The global food import bill is projected to increase by 2.2% to more than $2 trillion in 2024, according to a report by the Food and Agriculture Organization of the United Nations (FAO) released Thursday.
The FAO attributes this rise to higher prices for cocoa, coffee, and tea, along with increased import costs for fruits and vegetables.
Import expenditures on cocoa, coffee, and tea are anticipated to climb by 22.9%, representing over half of the overall increase in value. The FAO reported that cocoa prices earlier this year surged to nearly four times their ten-year average, while coffee prices nearly doubled, and tea prices rose 15% above their usual long-term levels.

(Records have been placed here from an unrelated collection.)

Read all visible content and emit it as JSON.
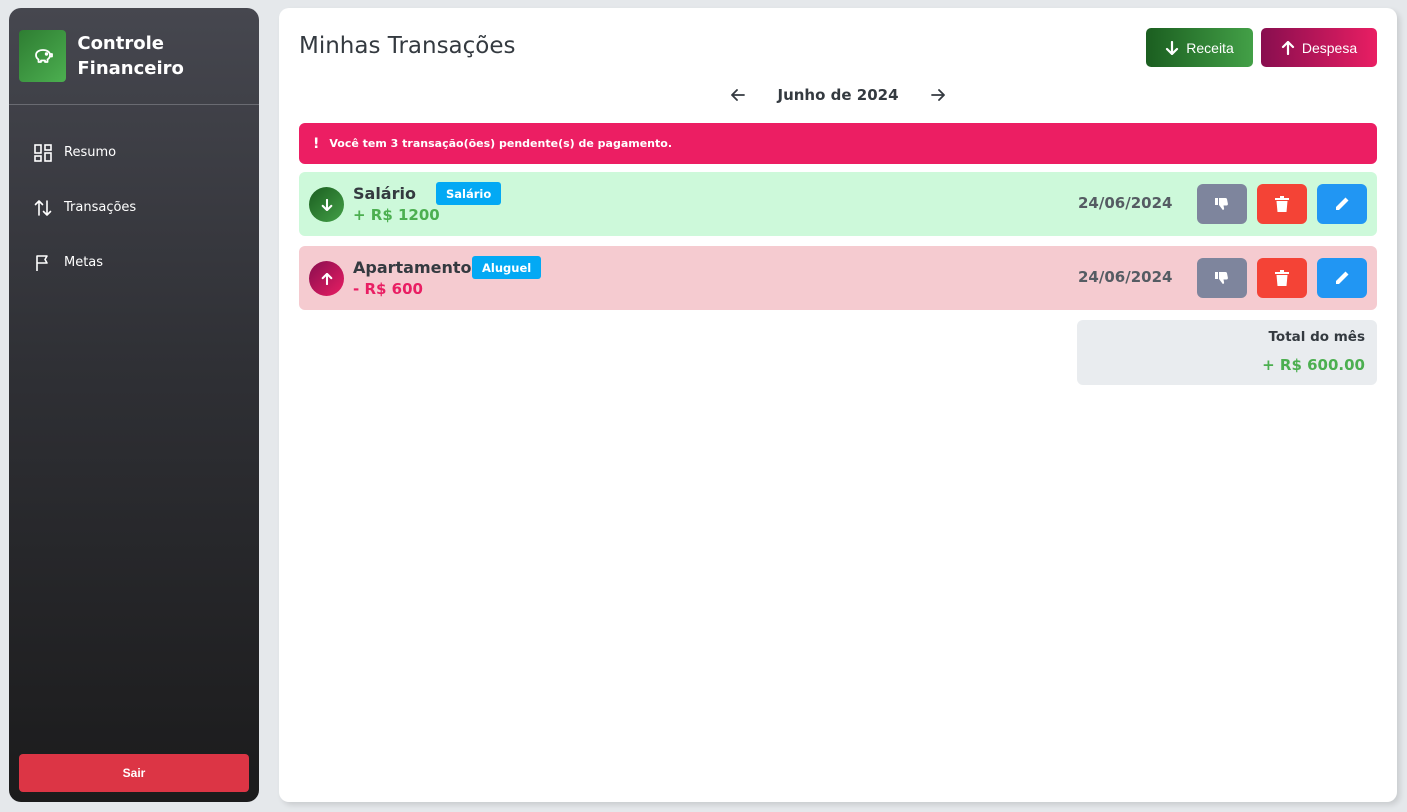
{
  "sidebar": {
    "brand_title": "Controle Financeiro",
    "brand_icon": "piggy-bank-icon",
    "items": [
      {
        "label": "Resumo",
        "icon": "dashboard-icon"
      },
      {
        "label": "Transações",
        "icon": "swap-vertical-icon"
      },
      {
        "label": "Metas",
        "icon": "flag-icon"
      }
    ],
    "logout_label": "Sair"
  },
  "header": {
    "title": "Minhas Transações",
    "receita_label": "Receita",
    "despesa_label": "Despesa"
  },
  "month": {
    "label": "Junho de 2024"
  },
  "alert": {
    "text": "Você tem 3 transação(ões) pendente(s) de pagamento."
  },
  "transactions": [
    {
      "type": "income",
      "name": "Salário",
      "category": "Salário",
      "amount": "+ R$ 1200",
      "date": "24/06/2024"
    },
    {
      "type": "expense",
      "name": "Apartamento",
      "category": "Aluguel",
      "amount": "- R$ 600",
      "date": "24/06/2024"
    }
  ],
  "total": {
    "label": "Total do mês",
    "value": "+ R$ 600.00"
  },
  "colors": {
    "income": "#4caf50",
    "expense": "#e91e63",
    "alert": "#ec1e63",
    "badge": "#03a9f4",
    "logout": "#dc3545"
  }
}
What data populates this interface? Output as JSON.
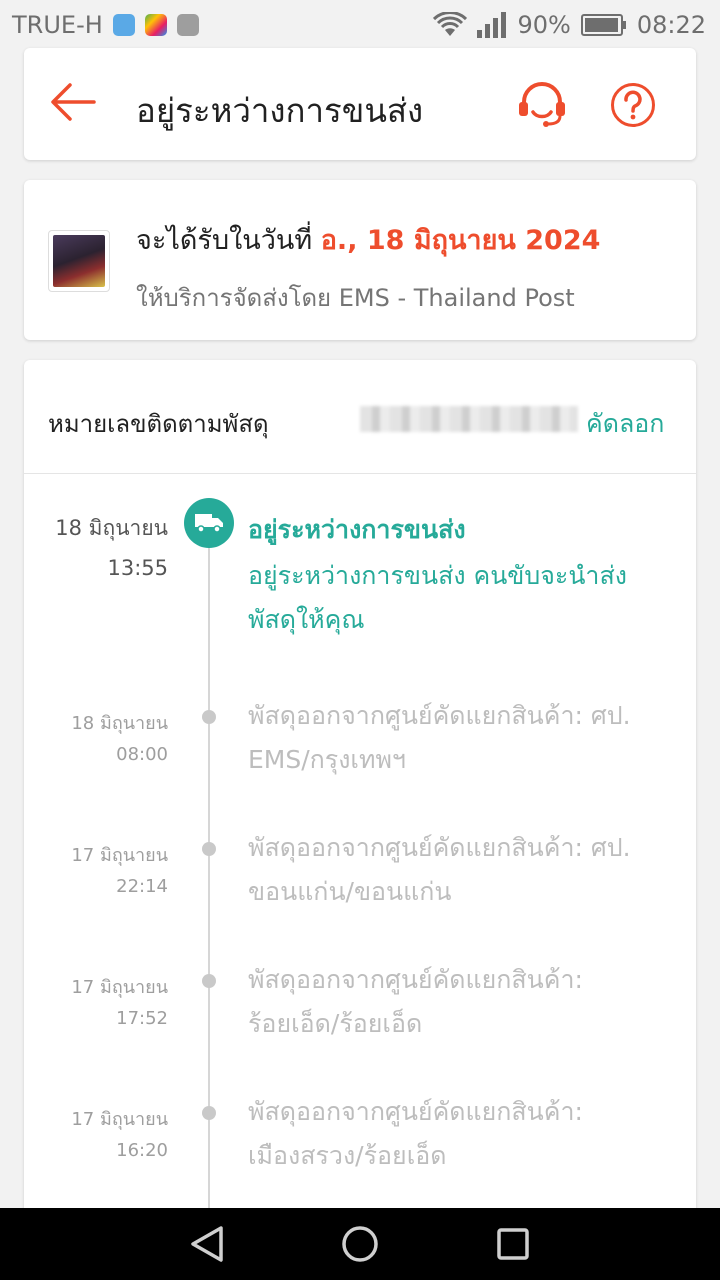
{
  "status_bar": {
    "carrier": "TRUE-H",
    "battery": "90%",
    "time": "08:22"
  },
  "header": {
    "title": "อยู่ระหว่างการขนส่ง"
  },
  "delivery": {
    "prefix": "จะได้รับในวันที่ ",
    "date": "อ., 18 มิถุนายน 2024",
    "provider": "ให้บริการจัดส่งโดย EMS - Thailand Post"
  },
  "tracking": {
    "label": "หมายเลขติดตามพัสดุ",
    "copy_label": "คัดลอก"
  },
  "current_event": {
    "date": "18 มิถุนายน",
    "time": "13:55",
    "title": "อยู่ระหว่างการขนส่ง",
    "description": "อยู่ระหว่างการขนส่ง คนขับจะนำส่งพัสดุให้คุณ"
  },
  "events": [
    {
      "date": "18 มิถุนายน",
      "time": "08:00",
      "text": "พัสดุออกจากศูนย์คัดแยกสินค้า: ศป. EMS/กรุงเทพฯ"
    },
    {
      "date": "17 มิถุนายน",
      "time": "22:14",
      "text": "พัสดุออกจากศูนย์คัดแยกสินค้า: ศป. ขอนแก่น/ขอนแก่น"
    },
    {
      "date": "17 มิถุนายน",
      "time": "17:52",
      "text": "พัสดุออกจากศูนย์คัดแยกสินค้า: ร้อยเอ็ด/ร้อยเอ็ด"
    },
    {
      "date": "17 มิถุนายน",
      "time": "16:20",
      "text": "พัสดุออกจากศูนย์คัดแยกสินค้า: เมืองสรวง/ร้อยเอ็ด"
    }
  ],
  "colors": {
    "accent": "#ee4d2d",
    "teal": "#26aa99"
  },
  "icons": {
    "back": "back-arrow-icon",
    "support": "headset-icon",
    "help": "help-icon",
    "truck": "truck-icon"
  }
}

The report highlighted the reliance of several countries on these commodities to offset food import costs. For instance, coffee exports in Burundi and Ethiopia cover nearly 40% of their food import bills, while tea accounts for more than half of Sri Lanka’s food bill, and cocoa exports from Côte d’Ivoire exceed the country’s food import expenses.
FAO economists noted that climate change is a significant factor driving the price surge, with weather conditions and logistics issues cited as major contributors to the rise in commodity prices.
In contrast, fertilizer markets are witnessing a notable price decline. The report observed sharp decreases in nitrogen and potassium fertilizer prices, a result of falling natural gas prices. However, phosphate fertilizer prices remain resilient due to ongoing trade barriers.
By September 2024, combined prices for nitrogen, phosphate, and potassium fertilizers had dropped by more than 50% from their April 2022 peak. However, declining trade volumes and potential conflicts in the Near East could disrupt fertilizer supply chains, particularly affecting Latin America and Asia.
FAO economist Maria Antip warned of the risks posed by potential conflicts affecting supply lines, adding that the report explores prospects for producing low-carbon ammonia, essential for nitrogen fertilizers. Transitioning to renewable energy for fertilizer production is feasible but would require targeted incentives to mitigate the higher costs of manufacturing low-carbon fertilizers.